Sweet and Salt (And Sometimes Pepper)
A Q&A WITH SALTADENA'S WEDDING CAKE BAKER
By : Hailey Hoffman | Photographed by : Jessie Bennett Photography
Nancy Stuart spends her days caring for her rambunctious 2-year-old and spends her nights baking away, creating birthday, graduation, and, of course, wedding cakes in her home kitchen in downtown Bellingham. Stuart, 31, worked in a Whole Foods bakery in Seattle prior to moving to Bellingham two years ago and starting her own bakery, Saltadena. Stuart, a Michigan native, named her business after her street back home, South Altadena, where she made her first cakes. She specializes in modern Swiss meringue buttercream cakes with watercolor designs, pastel colors, and floral accents.
How did you get your start? As a kid, I really did like being in the kitchen, whether it was baking cakes or all sorts of things. I was always really into art and drawing and just creating. I found the perfect thing where I could just marry them together.
What is your specialty? My stand-up flavor would be my salt-and-pepper cake, hands down. The cake itself is chocolate, but the buttercream is salt and pepper. Every person I’ve known to try it, unless they were lying to me, was very pleasantly surprised. If you think about when you’re putting pepper on your food, it’s not like you only taste pepper. It’s just to enhance and act as a balance, to give a little depth to it.
Do you have any cake baking disasters or especially stressful orders? I had one wedding and my daughter was up all night. She would not go to sleep, and it was an order with a bunch of cupcakes. I really do think kids sense when you need them to be sleeping and away from you the most, and then they feed off that. It was at the beginning of the year, so I was thinking to myself, “Is this what my season is going to be? Is she just going to terrorize me the whole time?”

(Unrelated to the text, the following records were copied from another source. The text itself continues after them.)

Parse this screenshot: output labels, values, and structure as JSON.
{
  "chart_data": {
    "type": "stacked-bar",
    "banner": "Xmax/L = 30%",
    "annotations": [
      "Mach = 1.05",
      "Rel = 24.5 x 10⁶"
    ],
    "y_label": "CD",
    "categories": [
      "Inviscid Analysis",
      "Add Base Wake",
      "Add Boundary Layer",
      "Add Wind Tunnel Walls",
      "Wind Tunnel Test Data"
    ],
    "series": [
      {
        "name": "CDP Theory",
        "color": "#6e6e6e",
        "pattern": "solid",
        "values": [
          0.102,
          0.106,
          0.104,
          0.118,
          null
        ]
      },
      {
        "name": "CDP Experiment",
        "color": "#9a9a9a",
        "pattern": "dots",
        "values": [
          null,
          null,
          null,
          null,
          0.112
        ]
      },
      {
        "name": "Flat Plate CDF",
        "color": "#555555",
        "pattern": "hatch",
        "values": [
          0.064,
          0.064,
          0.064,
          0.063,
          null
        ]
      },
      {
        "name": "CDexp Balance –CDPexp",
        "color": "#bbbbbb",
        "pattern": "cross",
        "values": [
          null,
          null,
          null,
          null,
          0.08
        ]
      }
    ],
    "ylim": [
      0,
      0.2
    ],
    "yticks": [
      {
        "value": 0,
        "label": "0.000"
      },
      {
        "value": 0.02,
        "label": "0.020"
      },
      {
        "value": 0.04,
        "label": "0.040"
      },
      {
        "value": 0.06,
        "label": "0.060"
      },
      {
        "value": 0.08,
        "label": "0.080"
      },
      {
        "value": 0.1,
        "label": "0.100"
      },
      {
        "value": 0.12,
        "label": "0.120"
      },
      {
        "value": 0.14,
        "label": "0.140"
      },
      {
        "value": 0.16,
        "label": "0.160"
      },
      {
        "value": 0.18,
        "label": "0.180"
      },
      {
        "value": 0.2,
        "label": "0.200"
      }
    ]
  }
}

What is your favorite wedding cake you’ve made? The one that always stands out to me is a cake I did in June. It had a gray layer, a teal layer, and a white layer, and I was able to work with a good friend who is a florist. It ended up being a dark-blue cake with contrasting orange and yellow and pink flowers. It was just such a statement piece, even though the actual technique was simple. I’m really, really, really into color contrast. It’s one of the things in life that gets me most excited.
What’s your favorite part about creating wedding cakes? I really love when I connect with people. When I’m able to meet a couple and we get along really well, and we go back and forth a lot and even sometimes talk after the wedding. I love that so much. I can make even a little bit of an impact on someone’s life through a cake, of all things.
Do you have any advice for the bride and groom when making cake decisions? In general, with any vendor, you get what you pay for. I don’t expect everybody to understand why a cake may cost up to $10 a serving, but when you’re ordering from someone who is using higher-quality ingredients and they’re taking more time working on a design, you have to realize that you’re paying the premium for premium quality. That’s really true for any vendor.